Principle #12: Real is Ethical – “The process of becoming Real eventually makes us calmly content with ourselves, which means we no longer feel overwhelmed by self-consciousness and self-doubt. We are so comfortable in our worth as human beings that we are able to act according to our highest values in a way that is practically automatic. Almost without trying, we begin to act in ways that are consistently ethical.” What I call living in your integrity.
Real understands that our actions have consequences, a ripple effect, and so we become exquisitely aware of our effect on others.
We live the Golden Rule, not because it’s a “rule” but because it has become an extension of our Realness.
Real happens when we are willing to see that we are exactly as God created us to
be, we stop apologizing for who we are, and embrace who we are.

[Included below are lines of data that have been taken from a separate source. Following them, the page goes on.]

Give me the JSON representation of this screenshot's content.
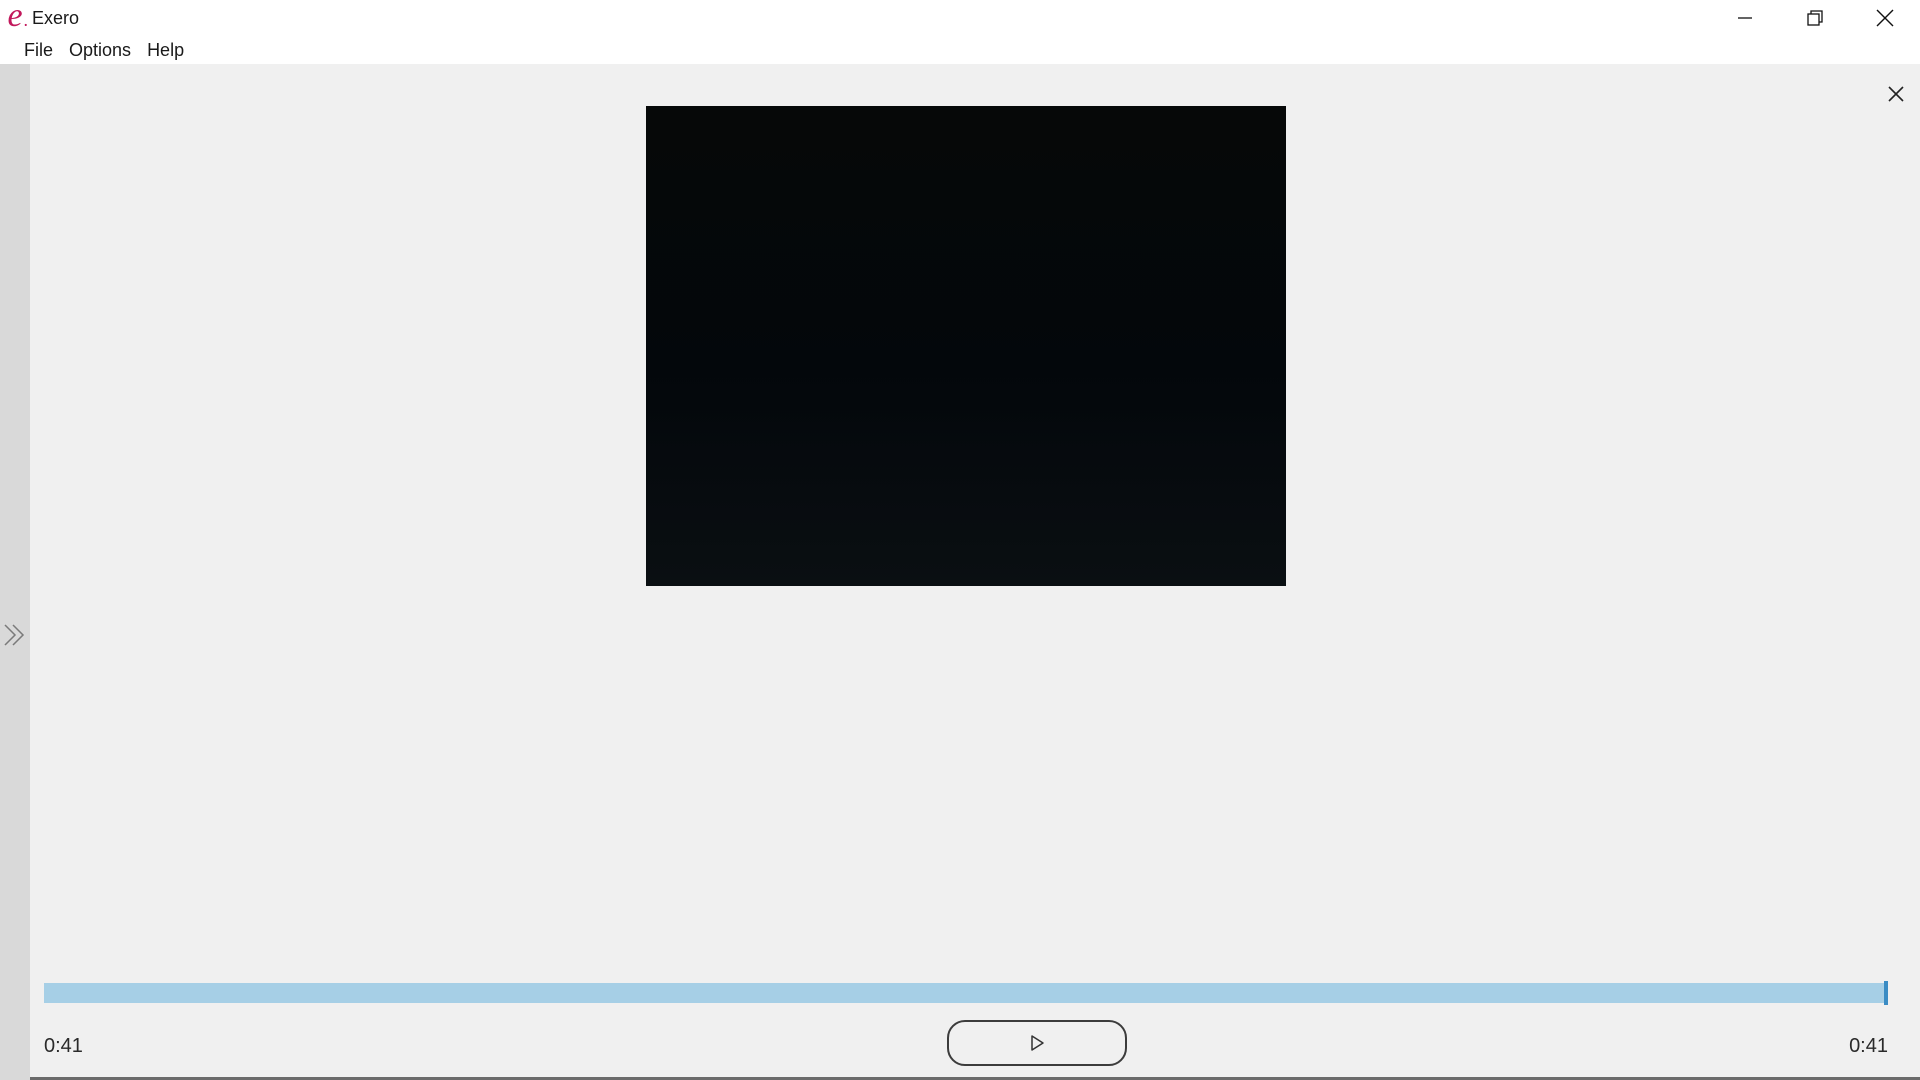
{
  "app": {
    "logo_letter": "e",
    "title": "Exero"
  },
  "menu": {
    "items": [
      "File",
      "Options",
      "Help"
    ]
  },
  "player": {
    "elapsed": "0:41",
    "duration": "0:41",
    "progress": 1.0
  },
  "icons": {
    "minimize": "minimize-icon",
    "restore": "restore-icon",
    "close": "close-icon",
    "expand_panel": "double-chevron-right-icon",
    "pane_close": "close-icon",
    "play": "play-icon"
  },
  "colors": {
    "logo": "#c2185b",
    "seek_track": "#a6cfe6",
    "seek_thumb": "#3a8cc4",
    "video_bg": "#04080b"
  }
}
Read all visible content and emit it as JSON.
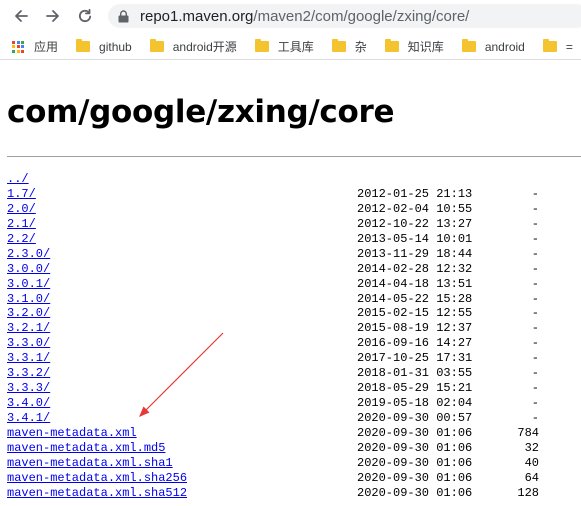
{
  "browser": {
    "url_host": "repo1.maven.org",
    "url_path": "/maven2/com/google/zxing/core/"
  },
  "bookmarks": [
    {
      "label": "应用",
      "icon": "apps-icon"
    },
    {
      "label": "github",
      "icon": "folder-icon"
    },
    {
      "label": "android开源",
      "icon": "folder-icon"
    },
    {
      "label": "工具库",
      "icon": "folder-icon"
    },
    {
      "label": "杂",
      "icon": "folder-icon"
    },
    {
      "label": "知识库",
      "icon": "folder-icon"
    },
    {
      "label": "android",
      "icon": "folder-icon"
    },
    {
      "label": "=",
      "icon": "folder-icon"
    }
  ],
  "page": {
    "title": "com/google/zxing/core",
    "entries": [
      {
        "name": "../",
        "date": "",
        "size": ""
      },
      {
        "name": "1.7/",
        "date": "2012-01-25 21:13",
        "size": "-"
      },
      {
        "name": "2.0/",
        "date": "2012-02-04 10:55",
        "size": "-"
      },
      {
        "name": "2.1/",
        "date": "2012-10-22 13:27",
        "size": "-"
      },
      {
        "name": "2.2/",
        "date": "2013-05-14 10:01",
        "size": "-"
      },
      {
        "name": "2.3.0/",
        "date": "2013-11-29 18:44",
        "size": "-"
      },
      {
        "name": "3.0.0/",
        "date": "2014-02-28 12:32",
        "size": "-"
      },
      {
        "name": "3.0.1/",
        "date": "2014-04-18 13:51",
        "size": "-"
      },
      {
        "name": "3.1.0/",
        "date": "2014-05-22 15:28",
        "size": "-"
      },
      {
        "name": "3.2.0/",
        "date": "2015-02-15 12:55",
        "size": "-"
      },
      {
        "name": "3.2.1/",
        "date": "2015-08-19 12:37",
        "size": "-"
      },
      {
        "name": "3.3.0/",
        "date": "2016-09-16 14:27",
        "size": "-"
      },
      {
        "name": "3.3.1/",
        "date": "2017-10-25 17:31",
        "size": "-"
      },
      {
        "name": "3.3.2/",
        "date": "2018-01-31 03:55",
        "size": "-"
      },
      {
        "name": "3.3.3/",
        "date": "2018-05-29 15:21",
        "size": "-"
      },
      {
        "name": "3.4.0/",
        "date": "2019-05-18 02:04",
        "size": "-"
      },
      {
        "name": "3.4.1/",
        "date": "2020-09-30 00:57",
        "size": "-"
      },
      {
        "name": "maven-metadata.xml",
        "date": "2020-09-30 01:06",
        "size": "784"
      },
      {
        "name": "maven-metadata.xml.md5",
        "date": "2020-09-30 01:06",
        "size": "32"
      },
      {
        "name": "maven-metadata.xml.sha1",
        "date": "2020-09-30 01:06",
        "size": "40"
      },
      {
        "name": "maven-metadata.xml.sha256",
        "date": "2020-09-30 01:06",
        "size": "64"
      },
      {
        "name": "maven-metadata.xml.sha512",
        "date": "2020-09-30 01:06",
        "size": "128"
      }
    ]
  },
  "colors": {
    "link": "#0000ee",
    "annotation_arrow": "#e53935",
    "folder": "#f4c430"
  }
}
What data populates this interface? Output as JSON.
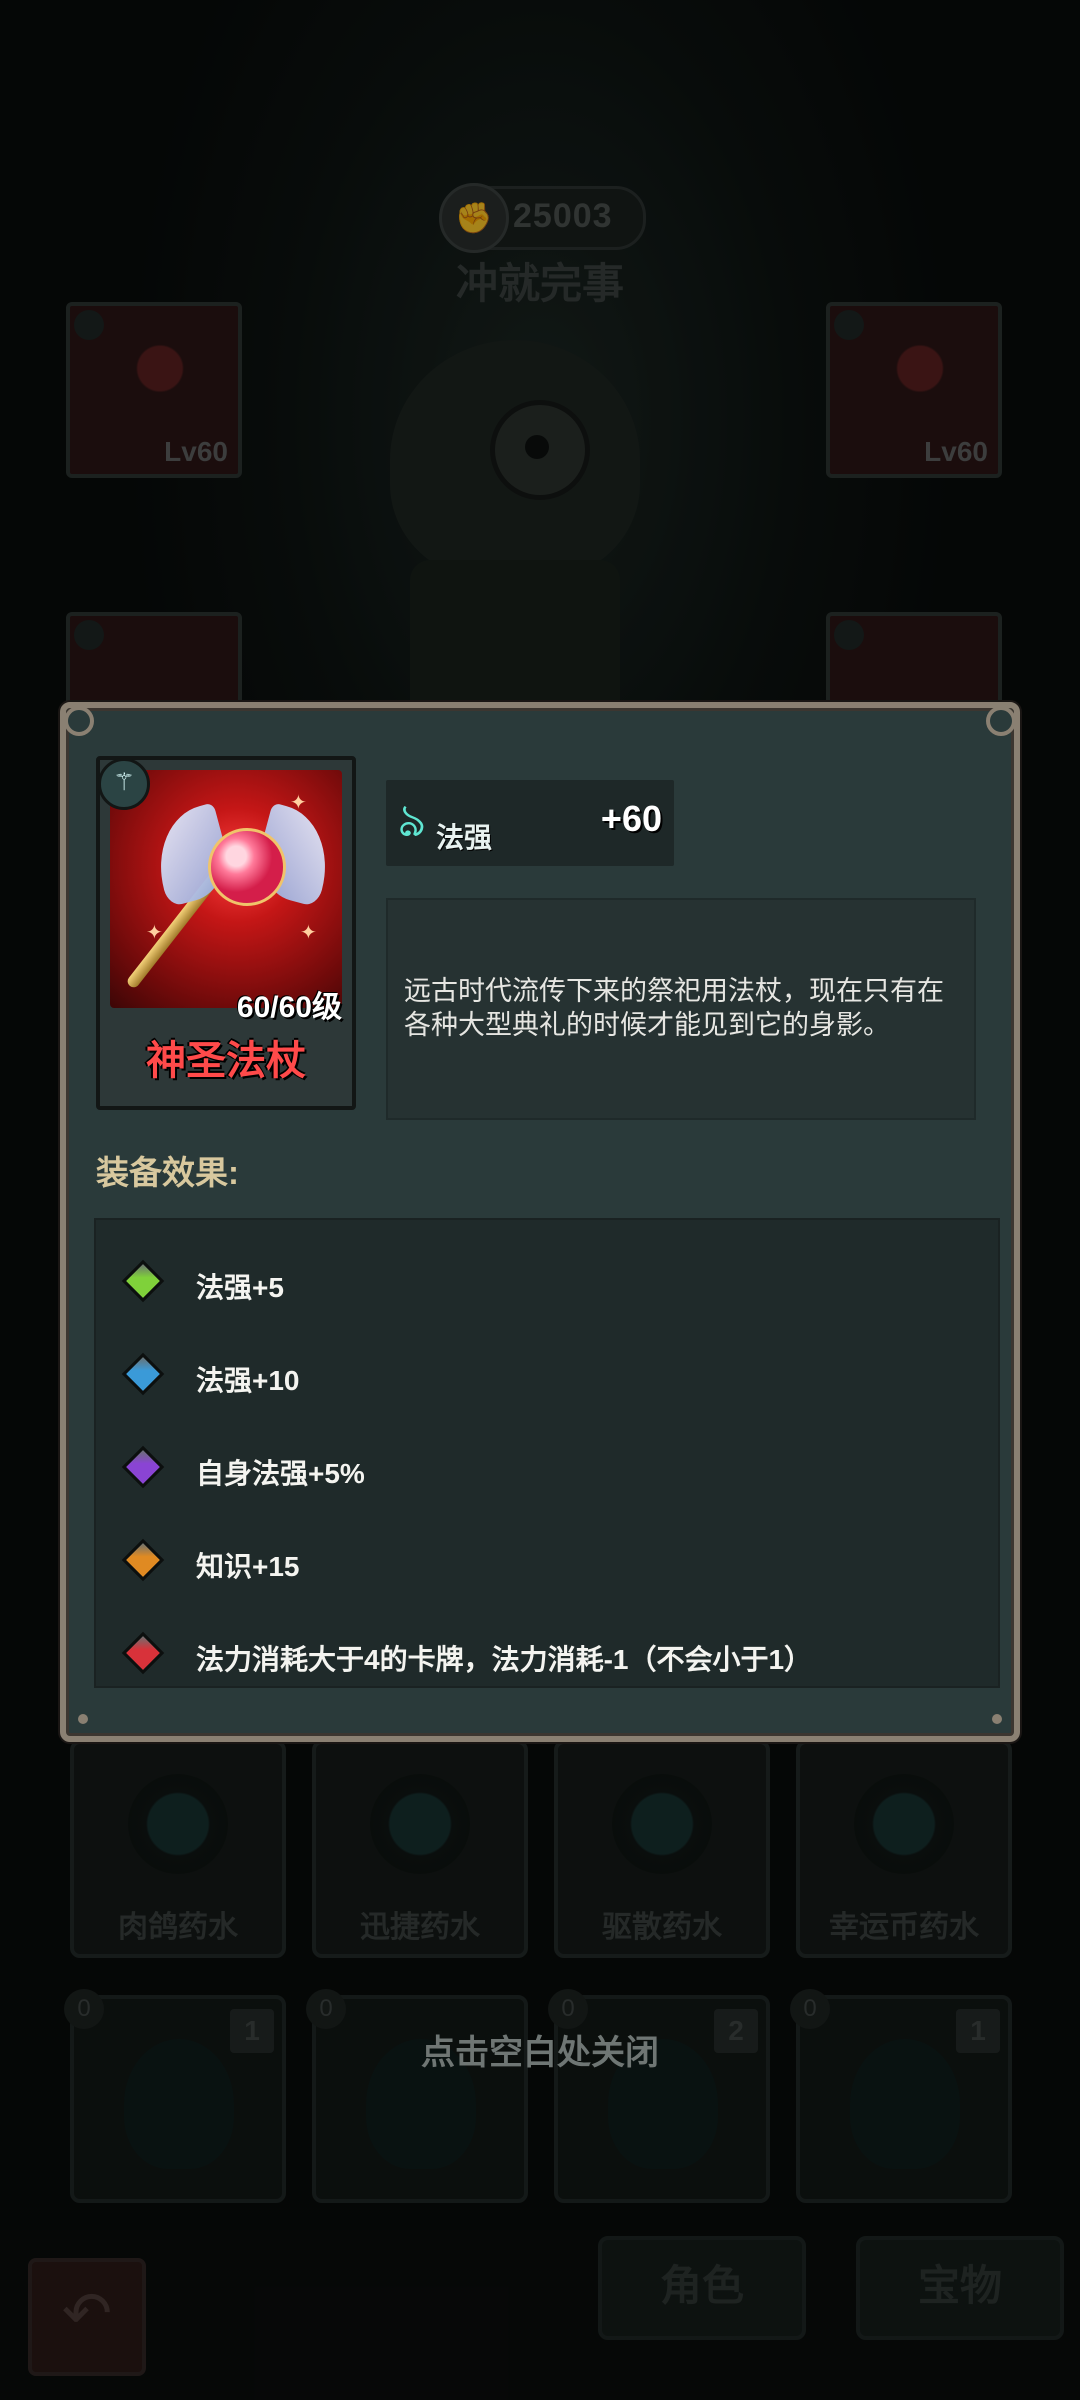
{
  "background": {
    "score": "25003",
    "character_name": "冲就完事",
    "equip_levels": [
      "Lv60",
      "Lv60"
    ],
    "potions": [
      "肉鸽药水",
      "迅捷药水",
      "驱散药水",
      "幸运币药水"
    ],
    "bottle_counts": [
      "1",
      "",
      "2",
      "1"
    ],
    "bottle_zero": "0",
    "tabs": [
      "角色",
      "宝物"
    ]
  },
  "modal": {
    "item": {
      "name": "神圣法杖",
      "level": "60/60级",
      "type_icon": "staff-icon"
    },
    "stat": {
      "label": "法强",
      "value": "+60",
      "icon": "flame-icon"
    },
    "description": "远古时代流传下来的祭祀用法杖，现在只有在各种大型典礼的时候才能见到它的身影。",
    "effects_title": "装备效果:",
    "effects": [
      {
        "text": "法强+5",
        "gem_color": "#7fd13a"
      },
      {
        "text": "法强+10",
        "gem_color": "#3a9ad8"
      },
      {
        "text": "自身法强+5%",
        "gem_color": "#8a44d4"
      },
      {
        "text": "知识+15",
        "gem_color": "#e08a22"
      },
      {
        "text": "法力消耗大于4的卡牌，法力消耗-1（不会小于1）",
        "gem_color": "#d8323a"
      }
    ]
  },
  "close_hint": "点击空白处关闭"
}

Something interesting happens when we’re willing to be real, to be vulnerable, to know the truth about ourselves and others, to focus on love, to be genuine… all of a sudden, we start to see things differently. Because we’re no longer interested in pretending, or trying to be something we’re not… because it’s so much easier to just be who we are, all of a sudden we have more energy, more enthusiasm for life, more ideas, more joy. This is not magic. It’s the result of freeing up all that energy we used to spend keep the mask in place, all the energy we used to spend hiding, more interested in our fear and our stories than in being real.
Toni speaks to this:
After he became Real, the Velveteen Rabbit looked upon the world with the quiet wisdom we acquire when we have grown enough and learned enough to understand what Really fulfills and sustains us as unique individuals. To put it another way, we know what gives our lives true value and meaning. This is the ultimate goal we reach as we mature as Real people.
The hunger for a sense of meaning – for true value – is universal and as old as humanity itself. We all want to feel that we have a purpose and that our presence on this planet matters. Many times, this desire is dismissed as impractical and even frivolous. But when you are Real, the quest for meaning is central to your life. It leads you to nurture your own values, interests and passions and to connect with others in empathetic and positive relationships. This doesn’t happen without some effort.
A Real life demands your active participation. It doesn’t happen to you. You design it and then create it. Real doesn’t mean you’ll be perfect at anything. It means that you’re willing to grow and learn through experience. And as a result, you know that you always did your best.
Besides saving us from regrets, a life conducted in this Real way creates a beautiful and unique story that becomes our legacy to the people we love and, perhaps, to people we never knew. This is the greatest reward of living as a Real person. It’s not stuff or power or achievement, but rather a sense that you are using your time on Earth well, that you are connected to others and that your life matters.
Once you are Real, and you know that everything you say and do matters, you can also understand that we each leave a mark on the world that remains long after we’re gone. Whether we recognize it or not, we all create a legacy…. If you become more Real in your own life and bring that to your relationships, you are practically guaranteed to leave behind an inspiring example for others. Your life’s message will encourage everyone you touch to live with a sense of wonder, curiosity and openness, rather than cynicism and fear. It will say, “I was Real. And you can be Real, too.”